When we make caramel standing at the stove, we use high heat to liquefy and then brown the sugar in a few minutes, and the liquefying temperature can be upwards of 380°F/190°C. But Professor Schmidt's group found that when they ramped up the heat slowly, over the course of an hour, so that significant chemical breakdown takes place before the solid structure gives way, the sugar liquefied at 290°F/145°C.
I made the caramelized sugars in these photos by putting crystals and cubes in my gas oven at around 250°F/125°C, shielding them with foil above and below to avoid temperature extremes from the cycling heating element, and leaving them there overnight and longer. In the large sugar crystals, which I got in a Chinese market, it's clear that breakdown and caramelization is fastest in the center. That may be because the center is where impurities get concentrated as the crystals are made, and the impurities then kickstart the breakdown process.
Caramel makers have long known that, as is true in most kinds of cooking, the key to caramelization is the combination of cooking temperature and cooking time. But the the temperatures have typically been very high, the times measured in minutes. Now we know that you can caramelize low and very slow and get something different. Sugar breakdown even occurs at ambient storage temperatures, though it takes months for the discoloration and flavor change to become noticeable. For a manufacturer this is undesirable deterioration. But for a cook in search of interesting ingredients, it could be desirable aging.

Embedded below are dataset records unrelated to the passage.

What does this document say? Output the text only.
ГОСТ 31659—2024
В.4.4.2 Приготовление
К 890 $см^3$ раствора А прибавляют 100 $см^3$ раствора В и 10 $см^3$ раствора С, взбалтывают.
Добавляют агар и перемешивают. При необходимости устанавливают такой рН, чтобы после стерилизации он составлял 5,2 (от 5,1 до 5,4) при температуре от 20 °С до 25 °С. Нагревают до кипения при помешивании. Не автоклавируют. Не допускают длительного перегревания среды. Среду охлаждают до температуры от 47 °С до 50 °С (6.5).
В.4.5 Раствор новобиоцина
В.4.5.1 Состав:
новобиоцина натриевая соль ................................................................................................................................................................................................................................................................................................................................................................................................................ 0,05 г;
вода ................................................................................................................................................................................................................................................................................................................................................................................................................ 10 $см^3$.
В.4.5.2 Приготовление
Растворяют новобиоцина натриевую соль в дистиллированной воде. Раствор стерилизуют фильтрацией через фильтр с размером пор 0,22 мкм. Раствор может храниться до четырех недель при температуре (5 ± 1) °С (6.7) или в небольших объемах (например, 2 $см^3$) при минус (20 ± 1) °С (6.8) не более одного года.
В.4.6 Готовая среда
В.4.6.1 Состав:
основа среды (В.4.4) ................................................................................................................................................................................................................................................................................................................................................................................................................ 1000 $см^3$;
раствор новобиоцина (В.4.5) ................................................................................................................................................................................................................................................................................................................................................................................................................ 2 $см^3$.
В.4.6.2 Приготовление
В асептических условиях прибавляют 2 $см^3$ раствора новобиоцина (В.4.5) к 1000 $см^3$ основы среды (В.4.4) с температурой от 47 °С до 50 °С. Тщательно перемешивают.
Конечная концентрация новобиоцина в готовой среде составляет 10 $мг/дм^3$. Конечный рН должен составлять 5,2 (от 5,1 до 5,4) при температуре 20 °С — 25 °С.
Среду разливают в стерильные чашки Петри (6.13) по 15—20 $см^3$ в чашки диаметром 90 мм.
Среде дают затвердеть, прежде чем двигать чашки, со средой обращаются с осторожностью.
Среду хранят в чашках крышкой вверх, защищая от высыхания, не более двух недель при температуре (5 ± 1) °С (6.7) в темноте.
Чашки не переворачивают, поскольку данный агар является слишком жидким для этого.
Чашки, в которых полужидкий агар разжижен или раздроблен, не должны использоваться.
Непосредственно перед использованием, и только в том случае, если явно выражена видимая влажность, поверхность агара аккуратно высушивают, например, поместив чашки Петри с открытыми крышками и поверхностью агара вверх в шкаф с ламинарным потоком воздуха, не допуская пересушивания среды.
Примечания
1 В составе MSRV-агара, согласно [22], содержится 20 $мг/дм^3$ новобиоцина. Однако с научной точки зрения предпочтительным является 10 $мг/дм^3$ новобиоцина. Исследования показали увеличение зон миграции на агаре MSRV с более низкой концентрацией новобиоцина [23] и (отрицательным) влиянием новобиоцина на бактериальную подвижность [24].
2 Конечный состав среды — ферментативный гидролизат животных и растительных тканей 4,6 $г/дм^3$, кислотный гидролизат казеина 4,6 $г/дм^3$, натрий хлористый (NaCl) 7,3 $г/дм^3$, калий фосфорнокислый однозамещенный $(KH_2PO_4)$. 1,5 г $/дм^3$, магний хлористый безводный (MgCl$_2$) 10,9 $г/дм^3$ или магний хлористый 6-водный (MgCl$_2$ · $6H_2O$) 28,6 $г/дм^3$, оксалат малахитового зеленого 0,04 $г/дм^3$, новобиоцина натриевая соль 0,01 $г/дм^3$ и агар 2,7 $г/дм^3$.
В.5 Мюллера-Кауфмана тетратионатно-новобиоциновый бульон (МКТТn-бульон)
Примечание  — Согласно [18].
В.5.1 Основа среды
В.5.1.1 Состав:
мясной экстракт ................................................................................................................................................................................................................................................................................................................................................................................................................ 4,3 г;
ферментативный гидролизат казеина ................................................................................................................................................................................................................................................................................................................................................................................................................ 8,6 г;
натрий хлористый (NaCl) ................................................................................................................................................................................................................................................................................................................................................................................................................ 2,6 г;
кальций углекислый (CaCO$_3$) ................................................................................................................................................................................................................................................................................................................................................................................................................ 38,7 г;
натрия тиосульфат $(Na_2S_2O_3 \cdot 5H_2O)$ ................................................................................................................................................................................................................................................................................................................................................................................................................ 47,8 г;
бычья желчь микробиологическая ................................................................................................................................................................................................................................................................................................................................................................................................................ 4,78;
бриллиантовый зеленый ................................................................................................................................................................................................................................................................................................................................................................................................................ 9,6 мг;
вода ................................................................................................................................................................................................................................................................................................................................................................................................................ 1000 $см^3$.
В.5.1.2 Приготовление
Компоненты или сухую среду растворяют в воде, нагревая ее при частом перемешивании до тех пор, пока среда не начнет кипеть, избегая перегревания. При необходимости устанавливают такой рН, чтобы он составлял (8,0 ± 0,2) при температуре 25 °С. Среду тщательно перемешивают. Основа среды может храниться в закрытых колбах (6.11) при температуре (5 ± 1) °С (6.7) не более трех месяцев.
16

In a follow-up to her initial scientific reports, Professor Schmidt wrote in Manufacturing Confectioner that
from a practical point of view, caramelization can be thought of as browning of sucrose by applying heat for a length of time. Thus it may be possible to better control the caramelization reaction by identifying the time-temperature conditions that optimize the production of desirable caramel flavors compounds, while minimizing undesirable ones. Confectionery manufacturers and sugar artisans, armed with this new scientific knowledge, may be able to push their craft in unforeseeable directions.
For example: aged sugar, roasted sugar, caramel-center crystals. Let the pushing begin!
Schmidt, S.J. Exploring the sucrose-water state diagram. Manufacturing Confectioner, January 2012, 79-89.
Lee, J. W. et al. Investigation of the heating rate dependency associated with the loss of crystalline structure in sucrose, glucose, and fructose using a thermal analysis approach (Part I). J Agric. Food Chemistry 2011, 59: 684-701.
Lee, J. W. et al. Investigation of thermal decomposition as the kinetic process that causes the loss of crystalline structure in sucrose using a chemical analysis approach (Part II). J. Agric. Food Chemistry 2011, 59: 702-12.